Der Kläger ist mehrfach im Verfahren darauf hingewiesen worden, dass unstreitig ist, dass er seinen erlernten Beruf als Konditor nicht mehr ausüben kann. Daher erhält er die Rente wegen teilweiser Erwerbsminderung bei Berufsunfähigkeit. Eine wie in der Klagebegründung vom 12. Juni 2013 begehrte "volle Rente nach § 240 SGB VI" gibt es nicht. Die Rente nach § 240 SGB VI ist per Gesetz immer eine teilweise Erwerbsminderungsrente. Der Kammer erschließt sich daher nicht, weshalb der Kläger bei der hier im Verfahren anzuwendenden Vorschrift des § 43 SGB VI (immer wieder) auf die Voraussetzungen des § 240 SGB VI Bezug nimmt.
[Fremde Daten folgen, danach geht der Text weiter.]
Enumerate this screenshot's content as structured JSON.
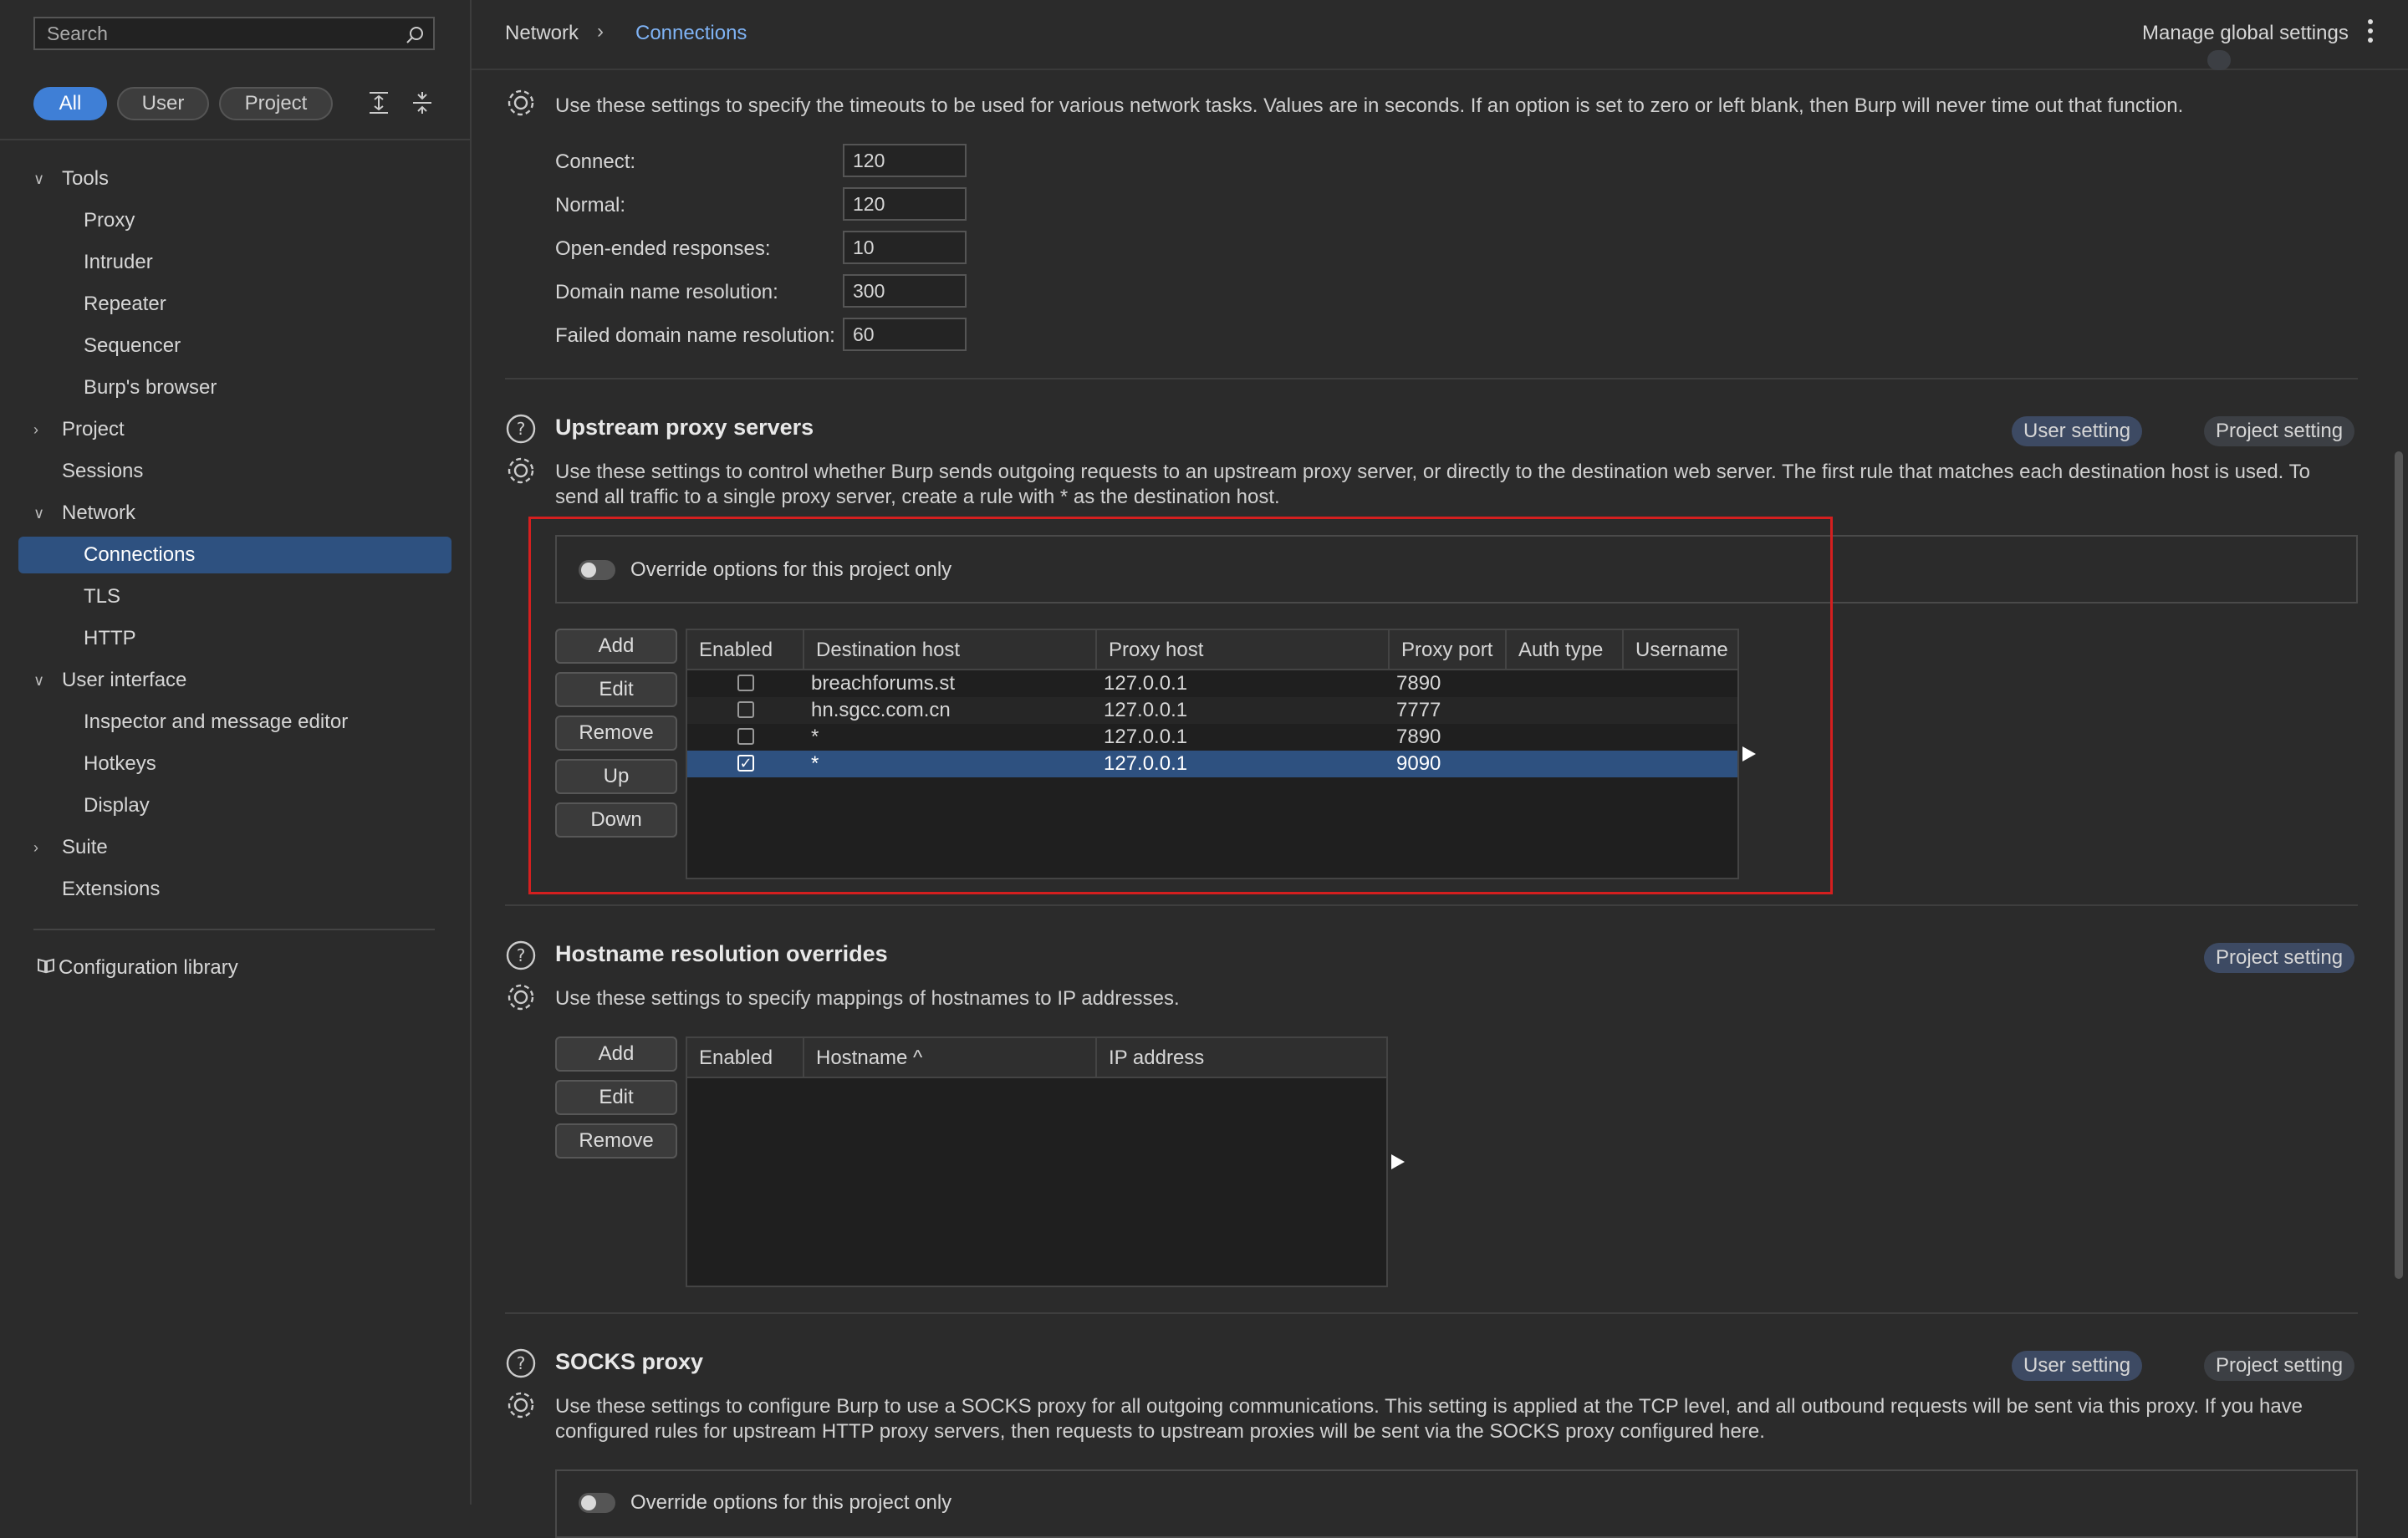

Für die hier im Verfahren beanspruchte volle Erwerbsminderungsrente nach § 43 SGB VI liegen die Voraussetzungen nicht vor, da der Kläger noch mindestens sechs Stunden täglich leichte körperliche Tätigkeiten auf dem allgemeinen Arbeitsmarkt verrichten kann (§ 43 Abs. 3 SGB VI). Die jeweilige Arbeitsmarktlage ist hierbei nicht zu berücksichtigen. Die Aussichten auf dem Arbeitsmarkt einen leidensgerechten Arbeitsplatz zu finden, ist bei der Beurteilung einer Erwerbsminderung ausdrücklich nicht zu beachten. Dass der Kläger vor dem 2. Januar 1961 geboren ist und seinen erlernten Beruf als Konditor nicht mehr ausüben kann, ist bereits durch die bewilligte teilweise Erwerbsminderungsrente bei Berufsunfähigkeit nach § 240 SGB VI festgestellt worden und hat bei der hier anzuwendenden Norm des § 43 SGB VI keine Relevanz.

Die Kostenentscheidung beruht auf § 193 SGG.